Karim Pakzad : C’est une partie de l’explication. Et c’est pour cela qu’il faut faire pression sur ce gouvernement tout en l’aidant à mettre en place une administration plus efficace, moins corrompue ; en l’aidant  aussi à bâtir une armée nationale forte, bien équipée et bien formée. Ce n’est qu’une fois cette tâche accomplie, qu’on peut envisager une solution négociée avec les talibans.

RFI : Ce qui retarde cette reconstruction et donc les négociations, c’est selon vous l’option trop militaire des Occidentaux, au détriment d’une dimension proprement afghane ?

Karim Pakzad : Absolument ! Si l’on écoute les déclarations des autorités françaises [depuis mardi], on constate  que l’intervention en Afghanistan se résume à la guerre contre  le terrorisme et à la défense des démocraties. La réalité afghane est beaucoup plus complexe. Et on ne peut pas réduire le mouvement taliban à un simple mouvement terroriste. On peut pointer leurs méthodes terroristes contre la présence étrangère, mais les talibans constituent une force  politique, ethnique, qui a une assise populaire importante.

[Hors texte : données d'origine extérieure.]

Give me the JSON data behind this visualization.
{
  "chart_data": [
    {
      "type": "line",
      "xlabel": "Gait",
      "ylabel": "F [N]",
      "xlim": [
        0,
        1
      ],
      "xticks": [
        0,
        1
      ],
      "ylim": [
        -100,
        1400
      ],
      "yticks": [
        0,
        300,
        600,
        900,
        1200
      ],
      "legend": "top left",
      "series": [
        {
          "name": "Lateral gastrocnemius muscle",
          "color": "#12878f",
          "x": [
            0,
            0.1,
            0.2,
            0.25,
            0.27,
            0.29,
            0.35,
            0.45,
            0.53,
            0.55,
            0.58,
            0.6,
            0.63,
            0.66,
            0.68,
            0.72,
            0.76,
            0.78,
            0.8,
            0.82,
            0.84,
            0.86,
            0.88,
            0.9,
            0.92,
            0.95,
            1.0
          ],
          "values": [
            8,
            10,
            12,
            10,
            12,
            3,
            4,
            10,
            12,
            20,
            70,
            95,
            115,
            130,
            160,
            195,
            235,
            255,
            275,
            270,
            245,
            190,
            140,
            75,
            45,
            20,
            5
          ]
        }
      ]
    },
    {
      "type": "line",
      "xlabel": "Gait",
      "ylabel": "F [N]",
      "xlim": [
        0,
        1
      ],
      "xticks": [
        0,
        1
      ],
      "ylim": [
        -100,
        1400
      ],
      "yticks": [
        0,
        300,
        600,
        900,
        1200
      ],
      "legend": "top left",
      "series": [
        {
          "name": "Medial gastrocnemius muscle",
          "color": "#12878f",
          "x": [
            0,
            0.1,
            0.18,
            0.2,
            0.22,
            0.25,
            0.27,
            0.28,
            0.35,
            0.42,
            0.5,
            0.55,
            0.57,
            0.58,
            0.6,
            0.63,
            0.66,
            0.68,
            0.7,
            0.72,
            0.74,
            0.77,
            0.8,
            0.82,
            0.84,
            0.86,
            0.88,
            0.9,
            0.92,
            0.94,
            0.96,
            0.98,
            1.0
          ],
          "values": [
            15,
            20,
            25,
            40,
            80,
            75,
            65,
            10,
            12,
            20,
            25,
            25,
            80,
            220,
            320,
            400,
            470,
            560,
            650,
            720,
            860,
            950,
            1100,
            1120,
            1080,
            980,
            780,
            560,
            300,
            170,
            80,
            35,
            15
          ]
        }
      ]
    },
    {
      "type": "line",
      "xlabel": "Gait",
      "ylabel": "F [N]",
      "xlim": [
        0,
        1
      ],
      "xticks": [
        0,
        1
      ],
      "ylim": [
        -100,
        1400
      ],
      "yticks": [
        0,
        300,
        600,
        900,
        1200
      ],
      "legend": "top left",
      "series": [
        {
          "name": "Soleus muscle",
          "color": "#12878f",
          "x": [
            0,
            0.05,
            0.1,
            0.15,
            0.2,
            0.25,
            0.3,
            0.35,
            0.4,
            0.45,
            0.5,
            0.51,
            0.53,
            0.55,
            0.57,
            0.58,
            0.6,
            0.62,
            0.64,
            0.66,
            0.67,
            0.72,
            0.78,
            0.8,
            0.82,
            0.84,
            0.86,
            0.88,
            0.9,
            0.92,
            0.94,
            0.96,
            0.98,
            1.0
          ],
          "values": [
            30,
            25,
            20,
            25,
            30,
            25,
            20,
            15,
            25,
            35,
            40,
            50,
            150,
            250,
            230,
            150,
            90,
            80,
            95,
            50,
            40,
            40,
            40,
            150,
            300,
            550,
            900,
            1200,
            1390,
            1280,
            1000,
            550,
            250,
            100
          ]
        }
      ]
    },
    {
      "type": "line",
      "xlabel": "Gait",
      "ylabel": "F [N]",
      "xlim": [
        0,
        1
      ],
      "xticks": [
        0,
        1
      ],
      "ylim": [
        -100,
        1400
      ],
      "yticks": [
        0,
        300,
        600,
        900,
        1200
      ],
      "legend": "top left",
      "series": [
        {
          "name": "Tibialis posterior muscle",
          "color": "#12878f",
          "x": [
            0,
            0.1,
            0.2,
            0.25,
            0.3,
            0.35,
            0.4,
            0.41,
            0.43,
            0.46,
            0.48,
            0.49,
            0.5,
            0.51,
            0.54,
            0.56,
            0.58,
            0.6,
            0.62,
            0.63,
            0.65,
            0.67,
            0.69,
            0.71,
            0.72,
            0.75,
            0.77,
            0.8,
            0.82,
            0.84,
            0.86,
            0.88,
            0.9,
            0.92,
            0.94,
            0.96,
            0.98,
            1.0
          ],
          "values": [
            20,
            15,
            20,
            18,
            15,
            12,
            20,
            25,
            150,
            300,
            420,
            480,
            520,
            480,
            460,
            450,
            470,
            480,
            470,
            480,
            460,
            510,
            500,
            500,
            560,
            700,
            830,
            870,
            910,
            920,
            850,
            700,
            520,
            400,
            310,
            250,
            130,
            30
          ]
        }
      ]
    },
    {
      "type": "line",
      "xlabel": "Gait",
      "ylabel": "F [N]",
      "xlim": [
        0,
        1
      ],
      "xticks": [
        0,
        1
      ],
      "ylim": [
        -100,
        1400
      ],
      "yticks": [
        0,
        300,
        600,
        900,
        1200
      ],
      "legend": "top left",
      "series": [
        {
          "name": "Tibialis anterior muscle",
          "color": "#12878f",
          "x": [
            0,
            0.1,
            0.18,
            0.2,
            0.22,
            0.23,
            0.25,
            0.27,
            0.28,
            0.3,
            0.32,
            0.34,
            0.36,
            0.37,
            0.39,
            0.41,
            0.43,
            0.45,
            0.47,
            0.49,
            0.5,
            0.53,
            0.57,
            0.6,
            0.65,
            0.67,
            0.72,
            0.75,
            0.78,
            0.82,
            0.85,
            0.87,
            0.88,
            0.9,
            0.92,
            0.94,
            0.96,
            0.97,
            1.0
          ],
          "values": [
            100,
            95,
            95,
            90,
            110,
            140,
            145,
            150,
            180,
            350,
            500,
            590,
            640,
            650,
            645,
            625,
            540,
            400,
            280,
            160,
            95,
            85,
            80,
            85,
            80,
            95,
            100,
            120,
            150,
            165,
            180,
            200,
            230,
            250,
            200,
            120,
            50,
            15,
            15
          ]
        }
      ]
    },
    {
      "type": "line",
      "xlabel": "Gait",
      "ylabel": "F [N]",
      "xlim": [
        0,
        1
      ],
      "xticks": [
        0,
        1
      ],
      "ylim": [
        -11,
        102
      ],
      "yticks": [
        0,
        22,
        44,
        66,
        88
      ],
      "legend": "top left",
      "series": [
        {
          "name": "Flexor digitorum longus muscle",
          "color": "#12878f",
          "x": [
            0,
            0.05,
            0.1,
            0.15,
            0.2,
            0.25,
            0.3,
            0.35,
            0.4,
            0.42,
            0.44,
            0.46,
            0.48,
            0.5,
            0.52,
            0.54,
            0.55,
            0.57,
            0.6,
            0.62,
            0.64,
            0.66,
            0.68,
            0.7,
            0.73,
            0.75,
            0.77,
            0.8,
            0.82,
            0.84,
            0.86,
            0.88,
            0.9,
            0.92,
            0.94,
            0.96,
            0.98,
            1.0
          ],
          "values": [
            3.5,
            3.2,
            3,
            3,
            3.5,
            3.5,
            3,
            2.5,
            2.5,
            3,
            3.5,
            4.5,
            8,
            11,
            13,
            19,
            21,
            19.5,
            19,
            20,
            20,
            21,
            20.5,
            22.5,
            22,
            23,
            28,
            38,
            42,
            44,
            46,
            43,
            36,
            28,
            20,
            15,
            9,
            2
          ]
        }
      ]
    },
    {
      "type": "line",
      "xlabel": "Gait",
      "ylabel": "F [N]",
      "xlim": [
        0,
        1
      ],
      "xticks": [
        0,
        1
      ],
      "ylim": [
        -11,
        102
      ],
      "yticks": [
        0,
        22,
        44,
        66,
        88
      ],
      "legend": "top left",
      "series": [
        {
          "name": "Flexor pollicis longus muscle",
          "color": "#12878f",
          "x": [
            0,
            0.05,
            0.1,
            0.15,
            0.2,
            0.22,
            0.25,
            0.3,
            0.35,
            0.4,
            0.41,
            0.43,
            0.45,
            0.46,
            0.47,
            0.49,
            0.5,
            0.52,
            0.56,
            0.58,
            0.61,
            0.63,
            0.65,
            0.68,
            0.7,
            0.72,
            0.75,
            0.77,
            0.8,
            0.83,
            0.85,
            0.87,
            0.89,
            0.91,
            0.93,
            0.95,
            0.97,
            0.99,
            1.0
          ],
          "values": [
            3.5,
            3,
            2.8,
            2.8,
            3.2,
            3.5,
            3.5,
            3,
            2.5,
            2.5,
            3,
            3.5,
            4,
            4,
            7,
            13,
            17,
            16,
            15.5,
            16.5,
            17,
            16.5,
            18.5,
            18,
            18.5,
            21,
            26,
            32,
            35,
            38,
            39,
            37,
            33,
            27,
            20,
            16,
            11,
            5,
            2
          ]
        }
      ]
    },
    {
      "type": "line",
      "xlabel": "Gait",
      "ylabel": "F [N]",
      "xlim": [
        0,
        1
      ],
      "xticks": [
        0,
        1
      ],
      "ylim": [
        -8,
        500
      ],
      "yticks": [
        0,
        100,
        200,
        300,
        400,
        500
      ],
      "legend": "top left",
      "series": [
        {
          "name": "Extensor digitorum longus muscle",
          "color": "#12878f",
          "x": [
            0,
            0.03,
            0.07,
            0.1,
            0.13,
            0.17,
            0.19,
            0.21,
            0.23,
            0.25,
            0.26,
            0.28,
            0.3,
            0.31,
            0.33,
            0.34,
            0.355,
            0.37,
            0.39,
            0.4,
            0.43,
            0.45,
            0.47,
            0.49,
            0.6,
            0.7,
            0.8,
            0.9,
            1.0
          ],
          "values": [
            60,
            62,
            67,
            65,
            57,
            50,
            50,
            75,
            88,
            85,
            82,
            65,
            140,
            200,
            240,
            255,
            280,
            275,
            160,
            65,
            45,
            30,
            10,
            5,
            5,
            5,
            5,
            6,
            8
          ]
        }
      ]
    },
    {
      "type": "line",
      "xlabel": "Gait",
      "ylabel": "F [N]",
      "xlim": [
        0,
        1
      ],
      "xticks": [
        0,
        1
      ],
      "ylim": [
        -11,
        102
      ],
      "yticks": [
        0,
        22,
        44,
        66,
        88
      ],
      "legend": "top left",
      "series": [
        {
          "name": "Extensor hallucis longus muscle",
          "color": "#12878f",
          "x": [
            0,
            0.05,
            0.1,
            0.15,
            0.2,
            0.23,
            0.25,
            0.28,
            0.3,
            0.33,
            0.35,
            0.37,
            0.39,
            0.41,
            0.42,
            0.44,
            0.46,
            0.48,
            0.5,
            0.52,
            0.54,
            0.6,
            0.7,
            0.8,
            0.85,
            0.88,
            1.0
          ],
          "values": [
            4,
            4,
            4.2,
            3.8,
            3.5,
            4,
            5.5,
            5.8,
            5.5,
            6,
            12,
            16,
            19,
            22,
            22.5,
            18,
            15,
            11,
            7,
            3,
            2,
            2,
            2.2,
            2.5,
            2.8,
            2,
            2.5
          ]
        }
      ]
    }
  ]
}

Il faut admettre cette réalité de la société afghane pour trouver une issue  politique. Certains pays membres de l’OTAN ont commencé à la prendre en considération, comme la Grande-Bretagne, qui a engagé des contacts directs avec les talibans en 2006, dans le Helmand et à Kandahar. Cette prise en compte progresse aussi au sein de l’Alliance et même à l’ONU où on reconnaît qu’il n’y a pas de solution militaire en Afghanistan. Il faudra, à un moment donné, des négociations politiques avec les talibans.

RFI : Mais on a le sentiment d’une impasse : si des négociations s’ouvrent avec des talibans, c’est affaiblir, voire détruire, l’administration Karzaï…

Karim Pakzad  : On est effectivement dans une impasse. Le gouvernement de Kaboul négocie avec les talibans ; l’OTAN cherche aussi de son côté à négocier avec les talibans.  Mais aujourd’hui, les talibans, renforcés sur le terrain, posent leurs propres conditions à des négociations. Ils acceptent de dialoguer avec le gouvernement de Karzaï, mais ils exigent que les troupes étrangères quittent auparavant l’Afghanistan. C’est une impasse.

D’une part, on a peur du retour des talibans, à juste titre.  Mais de l’autre,  il n’y a pas d’autre solution que d’associer les talibans. Ou plutôt des talibans, parce que ce n’est pas un mouvement uni. Il y a parmi eux des commandants de la résistance à l’Armée rouge, qui ont une autorité. Il faut trouver parmi eux des interlocuteurs pour négocier et pour mettre fin à cette guerre. Le problème, c’est la conception de George Bush de la guerre totale au terrorisme. Elle s’est révélée désastreuse, aussi bien en Afghanistan qu’au Pakistan, d’ailleurs.